The announcement arrives amid the technology publisher’s internal review by independent directors of its past stock option grants and their timing. Additionally, on May 24, CNet announced that the Securities and Exchange Commission had initiated an informal inquiry into the company’s options grants. The SEC and other regulators are currently probing dozens of companies on possible illegal options-granting practices.
The focus on “backdating” stock options concerns companies selecting a stock option grant date from the past, when a share price was lower than the date when the employee received the option. Notably, not all backdating practices violate securities laws; for example, backdated options that are properly accounted for and disclosed are legitimate.
To date, the committee and CNet have arrived at the preliminary conclusion that the actual measurement dates for certain stock options granted between 1998 and 2001 differ from the recorded measurement dates. However, CNet’s special committee has not completed its review of the company’s option-granting practices or reached final conclusions.
As a result, the San Francisco-based company expects to record non-cash charges for stock-based compensation expense in certain reported periods starting with the year ended December 31, 1998. Because the charges continue for the option vesting periods, they will affect subsequent periods and decreasing net income or increasing net loss.

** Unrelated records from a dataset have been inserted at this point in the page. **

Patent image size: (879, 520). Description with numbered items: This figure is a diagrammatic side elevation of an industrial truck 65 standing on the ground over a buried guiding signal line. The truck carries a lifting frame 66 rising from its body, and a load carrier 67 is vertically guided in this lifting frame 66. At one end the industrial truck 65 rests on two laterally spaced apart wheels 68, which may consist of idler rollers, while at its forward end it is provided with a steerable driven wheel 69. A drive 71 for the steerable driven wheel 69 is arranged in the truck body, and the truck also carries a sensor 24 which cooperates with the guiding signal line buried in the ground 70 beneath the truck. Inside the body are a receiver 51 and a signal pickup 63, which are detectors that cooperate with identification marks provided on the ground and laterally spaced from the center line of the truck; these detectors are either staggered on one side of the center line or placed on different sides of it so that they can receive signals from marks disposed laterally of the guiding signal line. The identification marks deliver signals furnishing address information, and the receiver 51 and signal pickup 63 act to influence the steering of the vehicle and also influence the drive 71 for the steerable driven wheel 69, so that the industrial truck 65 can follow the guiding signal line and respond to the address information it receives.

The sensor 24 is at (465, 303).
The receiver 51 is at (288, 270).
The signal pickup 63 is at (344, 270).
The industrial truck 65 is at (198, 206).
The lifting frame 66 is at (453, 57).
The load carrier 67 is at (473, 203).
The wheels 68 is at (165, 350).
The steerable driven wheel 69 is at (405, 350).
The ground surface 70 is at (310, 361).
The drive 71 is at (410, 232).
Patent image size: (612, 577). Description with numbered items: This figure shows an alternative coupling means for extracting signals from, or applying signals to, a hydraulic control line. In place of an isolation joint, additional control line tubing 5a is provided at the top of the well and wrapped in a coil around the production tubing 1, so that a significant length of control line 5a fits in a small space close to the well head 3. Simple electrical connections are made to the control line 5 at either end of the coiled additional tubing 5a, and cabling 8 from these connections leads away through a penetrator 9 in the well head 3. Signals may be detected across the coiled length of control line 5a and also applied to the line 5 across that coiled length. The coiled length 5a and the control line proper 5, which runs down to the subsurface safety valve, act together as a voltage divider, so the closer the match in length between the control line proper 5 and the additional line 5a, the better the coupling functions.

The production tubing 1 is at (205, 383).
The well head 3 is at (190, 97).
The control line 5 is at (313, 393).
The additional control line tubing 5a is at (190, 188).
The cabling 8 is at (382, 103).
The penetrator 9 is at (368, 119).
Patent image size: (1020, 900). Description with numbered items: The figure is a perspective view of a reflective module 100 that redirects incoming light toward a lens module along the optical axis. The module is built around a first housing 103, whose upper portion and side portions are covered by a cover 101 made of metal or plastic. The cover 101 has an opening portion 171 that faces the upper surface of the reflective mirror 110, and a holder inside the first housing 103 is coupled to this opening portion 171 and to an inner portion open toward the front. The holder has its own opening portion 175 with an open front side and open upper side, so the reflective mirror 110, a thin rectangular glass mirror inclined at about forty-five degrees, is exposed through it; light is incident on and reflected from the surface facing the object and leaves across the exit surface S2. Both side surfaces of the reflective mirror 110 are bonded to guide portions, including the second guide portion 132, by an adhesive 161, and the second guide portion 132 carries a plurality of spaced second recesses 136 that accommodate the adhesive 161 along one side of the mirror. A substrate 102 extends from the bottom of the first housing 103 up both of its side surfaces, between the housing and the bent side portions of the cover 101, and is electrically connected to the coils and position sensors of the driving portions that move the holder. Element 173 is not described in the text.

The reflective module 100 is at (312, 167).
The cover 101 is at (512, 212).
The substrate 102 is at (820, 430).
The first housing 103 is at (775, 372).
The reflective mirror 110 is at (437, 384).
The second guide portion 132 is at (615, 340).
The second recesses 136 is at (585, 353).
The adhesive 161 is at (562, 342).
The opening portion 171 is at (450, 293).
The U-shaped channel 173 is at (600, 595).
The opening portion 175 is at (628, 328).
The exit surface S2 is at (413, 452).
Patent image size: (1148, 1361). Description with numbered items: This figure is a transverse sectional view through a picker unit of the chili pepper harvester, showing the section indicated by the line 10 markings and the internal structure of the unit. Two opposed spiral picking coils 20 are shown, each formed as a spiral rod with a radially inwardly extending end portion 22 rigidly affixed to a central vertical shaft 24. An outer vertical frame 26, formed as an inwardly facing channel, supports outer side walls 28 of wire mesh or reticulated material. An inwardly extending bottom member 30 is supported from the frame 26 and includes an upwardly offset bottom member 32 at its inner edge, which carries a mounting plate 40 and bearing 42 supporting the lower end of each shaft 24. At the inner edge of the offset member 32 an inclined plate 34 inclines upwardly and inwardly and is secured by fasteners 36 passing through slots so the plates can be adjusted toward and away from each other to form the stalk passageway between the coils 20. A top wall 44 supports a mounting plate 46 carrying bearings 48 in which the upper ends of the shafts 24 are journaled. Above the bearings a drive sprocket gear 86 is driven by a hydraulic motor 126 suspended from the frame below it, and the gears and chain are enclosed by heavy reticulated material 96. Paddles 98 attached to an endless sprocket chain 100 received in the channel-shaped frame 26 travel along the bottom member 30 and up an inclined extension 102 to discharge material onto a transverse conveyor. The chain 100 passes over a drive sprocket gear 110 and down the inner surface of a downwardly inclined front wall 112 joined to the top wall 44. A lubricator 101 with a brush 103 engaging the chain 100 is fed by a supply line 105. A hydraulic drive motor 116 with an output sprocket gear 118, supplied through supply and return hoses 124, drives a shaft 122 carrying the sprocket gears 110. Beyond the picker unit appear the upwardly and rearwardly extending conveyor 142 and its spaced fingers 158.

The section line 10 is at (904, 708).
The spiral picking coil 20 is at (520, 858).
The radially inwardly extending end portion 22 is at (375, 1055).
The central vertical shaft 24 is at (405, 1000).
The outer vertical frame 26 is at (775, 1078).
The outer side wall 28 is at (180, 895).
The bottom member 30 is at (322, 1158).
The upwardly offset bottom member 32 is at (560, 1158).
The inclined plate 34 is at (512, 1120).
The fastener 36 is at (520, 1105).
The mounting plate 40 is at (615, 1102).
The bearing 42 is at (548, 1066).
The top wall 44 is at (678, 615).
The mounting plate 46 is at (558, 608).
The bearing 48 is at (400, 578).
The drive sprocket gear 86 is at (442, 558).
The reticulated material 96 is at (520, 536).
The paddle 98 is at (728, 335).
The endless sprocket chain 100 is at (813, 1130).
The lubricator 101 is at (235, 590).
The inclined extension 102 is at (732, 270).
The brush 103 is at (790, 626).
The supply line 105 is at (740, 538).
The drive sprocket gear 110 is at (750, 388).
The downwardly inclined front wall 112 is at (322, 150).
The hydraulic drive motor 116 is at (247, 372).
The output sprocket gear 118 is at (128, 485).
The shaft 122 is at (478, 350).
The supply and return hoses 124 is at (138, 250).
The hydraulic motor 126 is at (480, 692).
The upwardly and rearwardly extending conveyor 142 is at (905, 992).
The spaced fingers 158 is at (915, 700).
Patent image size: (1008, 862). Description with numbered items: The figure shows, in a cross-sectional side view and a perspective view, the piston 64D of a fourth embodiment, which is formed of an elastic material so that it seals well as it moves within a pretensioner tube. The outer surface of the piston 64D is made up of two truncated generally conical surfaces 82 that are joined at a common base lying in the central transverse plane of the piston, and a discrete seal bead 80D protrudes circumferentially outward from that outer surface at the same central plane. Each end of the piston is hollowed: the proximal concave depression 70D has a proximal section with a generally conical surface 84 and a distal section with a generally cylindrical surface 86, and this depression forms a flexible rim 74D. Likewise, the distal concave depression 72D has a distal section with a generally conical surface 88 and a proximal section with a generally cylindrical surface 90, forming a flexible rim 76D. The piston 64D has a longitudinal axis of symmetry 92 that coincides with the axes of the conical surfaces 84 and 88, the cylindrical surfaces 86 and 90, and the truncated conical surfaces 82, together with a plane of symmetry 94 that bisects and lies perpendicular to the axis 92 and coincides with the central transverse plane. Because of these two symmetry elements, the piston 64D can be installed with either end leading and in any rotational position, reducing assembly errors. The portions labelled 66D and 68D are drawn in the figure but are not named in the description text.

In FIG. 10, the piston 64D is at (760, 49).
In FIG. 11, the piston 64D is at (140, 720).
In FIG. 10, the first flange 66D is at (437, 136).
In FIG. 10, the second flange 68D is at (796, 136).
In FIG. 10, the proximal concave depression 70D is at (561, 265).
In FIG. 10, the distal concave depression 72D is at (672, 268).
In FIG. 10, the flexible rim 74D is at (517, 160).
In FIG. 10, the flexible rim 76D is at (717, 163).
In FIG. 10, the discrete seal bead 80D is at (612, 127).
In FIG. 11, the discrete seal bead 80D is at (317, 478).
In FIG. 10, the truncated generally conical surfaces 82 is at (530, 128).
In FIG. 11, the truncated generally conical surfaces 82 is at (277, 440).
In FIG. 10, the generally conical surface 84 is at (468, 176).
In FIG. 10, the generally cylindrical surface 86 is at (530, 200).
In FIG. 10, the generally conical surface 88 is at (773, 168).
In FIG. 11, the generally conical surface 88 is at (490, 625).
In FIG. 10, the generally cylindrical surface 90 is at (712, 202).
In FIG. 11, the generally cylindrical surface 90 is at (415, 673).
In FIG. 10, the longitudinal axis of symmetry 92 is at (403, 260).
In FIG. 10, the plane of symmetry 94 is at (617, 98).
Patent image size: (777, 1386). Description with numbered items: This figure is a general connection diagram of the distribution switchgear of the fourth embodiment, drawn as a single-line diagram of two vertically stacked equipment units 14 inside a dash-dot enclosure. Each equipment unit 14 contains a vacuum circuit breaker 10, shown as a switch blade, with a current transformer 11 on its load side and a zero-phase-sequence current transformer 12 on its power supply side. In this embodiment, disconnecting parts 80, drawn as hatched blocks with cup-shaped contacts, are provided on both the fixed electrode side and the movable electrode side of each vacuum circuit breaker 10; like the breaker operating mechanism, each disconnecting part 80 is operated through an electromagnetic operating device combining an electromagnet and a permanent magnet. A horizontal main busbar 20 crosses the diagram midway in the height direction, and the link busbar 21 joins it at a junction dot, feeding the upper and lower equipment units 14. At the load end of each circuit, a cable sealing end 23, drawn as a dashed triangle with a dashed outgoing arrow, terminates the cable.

CNet said the charges are material and that it expects to restate its financial statements from 2003 and the company’s balance sheet as of March 31, 2006. Depending upon the special committee’s continuing review, CNet may also restate its financial statements for earlier years and its operating results for the first quarter of 2006.
On July 24, 2006, CNet plans to announce its second quarter revenue results and cash position as of June 30, 2006, along with third quarter and calendar year 2006 revenue guidance. However, the company said it won’t be able to announce additional financial results for the second quarter until its committee has completed its review of stock-based compensation, and will delay its second quarter 10-Q filing.
In a related story, Take-Two Interactive Software, the owner of the “Grand Theft Auto” video game series, has announced that the Securities and Exchange Commission has begun an informal investigation into its stock options policies since 1997 and now. As CNet did, the New York-based Take-Two launched an internal review of its options compensation practices before it was informed of the SEC’s investigation.